A Francfort la Deutsche Bank a licencié des collaborateurs, qui ont prétendument coopéré avec une bande pour escroquer l’Etat de centaines de millions d’euros avec le commerce de droits d’émissions. Personne ne sait ce qu’il en ira de l’euro, ou de la Grèce ou de l’Espagne. Les temps ont basculé, les banques et les Etats chancellent et doivent être sauvés. Des millions sont devenus des milliards et des milliards des billions.
A Gammesfeld, Peter Breiter vient de terminer le nettoyage de la salle du guichet. «Si le système des finances est une rangée de dominos», dit-il en s’appuyant sur son balai, «alors nous serons ici l’ultime qui tombera.»

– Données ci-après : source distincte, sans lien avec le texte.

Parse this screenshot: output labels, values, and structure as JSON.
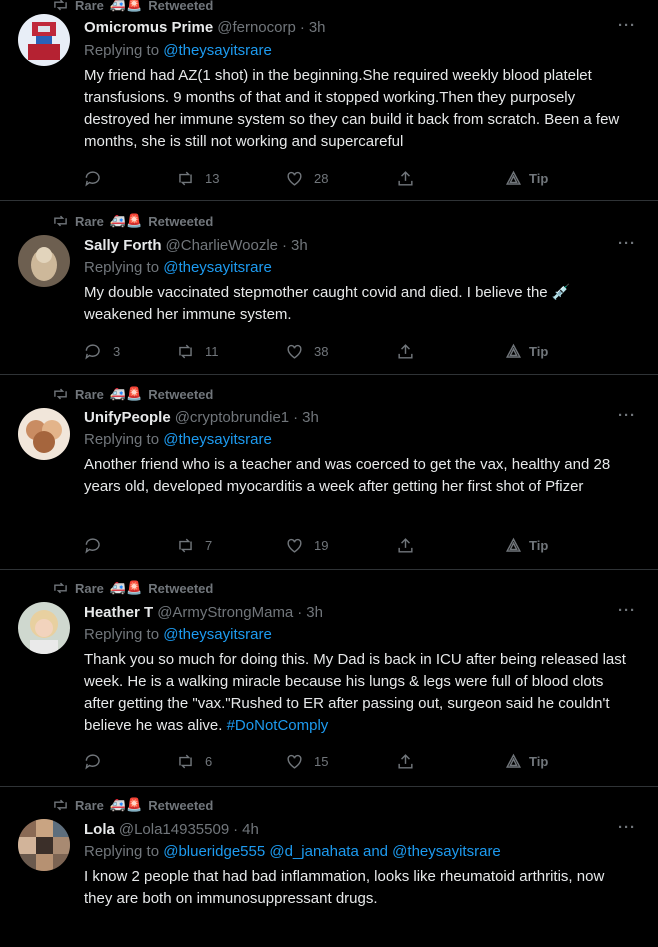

Sa banque ne vise pas une croissance rapide. Elle fonctionne très simplement, parce qu’elle n’offre que trois choses: compte courant, livret d’épargne, crédit. Verser et retirer en petit et rien de plus. Des opérations financières que tout le monde comprend. Rien de risqué, pas d’aventure.

Ni camelote ni poison

C’est-à-dire pas d’actions, pas de bons d’option, pas de dérivés, pas de certificats, pas de bons d’option turbo. Lorsqu’en 2008 la banque Lehman a craqué aux USA, lorsque Josef Ackermann, chef de la Deutsche Bank à l’époque, visait encore un rendement de 25%, lorsqu’en Europe des papiers camelotes américains ont fait frémir, Breiter est resté calme. Il place l’argent de sa banque au jour le jour à la DZ-Bank, la centrale des banques coopératives. Il n’a pas eu à craindre des papiers toxiques.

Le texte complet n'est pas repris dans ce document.